I was studying Cosine Similarity and I have just seen this article. https://medium.com/@rahulkuntala9/cosine-similarity-and-handling-categorical-variables-29f907951b5
The author uses Cosine Similarity in order to find the similarity between the p1 and the other vectors.
p1 = (1,0,0,150), newp1 = (1,0,0,100), newp2 = (1,0,0,200), newp3 = (0,0,1,135) and newp4 = (0,1,0,250)
Similarity(p1,newp1) = 0.999994
Similarity(p1,newp2) = 0.999998
Similarity(p1,newp3) = 0.99995
Similarity(p1,newp4) = 0.99994
My question is: Since I want the Cosine Similarity to be the weight to some values, how can I use these results in order to do that?
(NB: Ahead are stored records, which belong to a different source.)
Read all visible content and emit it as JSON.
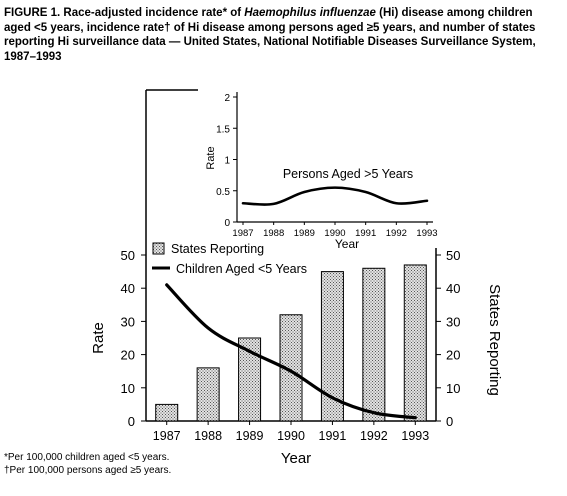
{
  "caption": {
    "label": "FIGURE 1.",
    "part1": " Race-adjusted incidence rate* of ",
    "organism": "Haemophilus influenzae",
    "part2": " (Hi) disease among children aged <5 years, incidence rate† of Hi disease among persons aged ≥5 years, and number of states reporting Hi surveillance data — United States, National Notifiable Diseases Surveillance System, 1987–1993"
  },
  "footnotes": [
    "*Per 100,000 children aged <5 years.",
    "†Per 100,000 persons aged ≥5 years."
  ],
  "chart_data": [
    {
      "type": "bar",
      "categories": [
        "1987",
        "1988",
        "1989",
        "1990",
        "1991",
        "1992",
        "1993"
      ],
      "series": [
        {
          "name": "States Reporting",
          "type": "bar",
          "axis": "right",
          "values": [
            5,
            16,
            25,
            32,
            45,
            46,
            47
          ],
          "color": "#9a9a9a"
        },
        {
          "name": "Children Aged <5 Years",
          "type": "line",
          "axis": "left",
          "values": [
            41,
            28,
            21,
            15,
            7,
            2.5,
            1
          ],
          "color": "#000000"
        }
      ],
      "xlabel": "Year",
      "ylabel": "Rate",
      "y2label": "States Reporting",
      "ylim": [
        0,
        50
      ],
      "y2lim": [
        0,
        50
      ],
      "yticks": [
        "0",
        "10",
        "20",
        "30",
        "40",
        "50"
      ],
      "y2ticks": [
        "0",
        "10",
        "20",
        "30",
        "40",
        "50"
      ],
      "legend": "top-left",
      "grid": false
    },
    {
      "type": "line",
      "title": "Persons Aged >5 Years",
      "categories": [
        "1987",
        "1988",
        "1989",
        "1990",
        "1991",
        "1992",
        "1993"
      ],
      "series": [
        {
          "values": [
            0.3,
            0.29,
            0.48,
            0.55,
            0.48,
            0.3,
            0.34
          ],
          "color": "#000000"
        }
      ],
      "xlabel": "Year",
      "ylabel": "Rate",
      "ylim": [
        0,
        2
      ],
      "yticks": [
        "0",
        "0.5",
        "1",
        "1.5",
        "2"
      ],
      "grid": false
    }
  ]
}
All the similarities are almost 1 with no actual differences. I think that there is no reason to use these results. I have thought to use Euclidean Distance to find the similarity but I know that it is not the best method to find similarity.
What do you propose? Thank you!
Cosine similarity essentially measures the angle between two vectors.
If you think geometrically you can see why all your values are close to $1$. Consider the two vectors $(1,0,100)$ and $(0,1,150)$ in three dimensions. Each sticks up nearly vertical from the $x-y$ plane so tha angle between them is very small.
To separate the vectors in your application you have to find another way to take into account the differences in the first three categorical variables. There is no off-the-shelf formula for that.
If you deal with the categorical variables separately then perhaps the Euclidean distance will be reasonable for the others. It will see the large differences in values in the fourth coordinate.
Your answer will have to depend on what the variables actually mean in your context.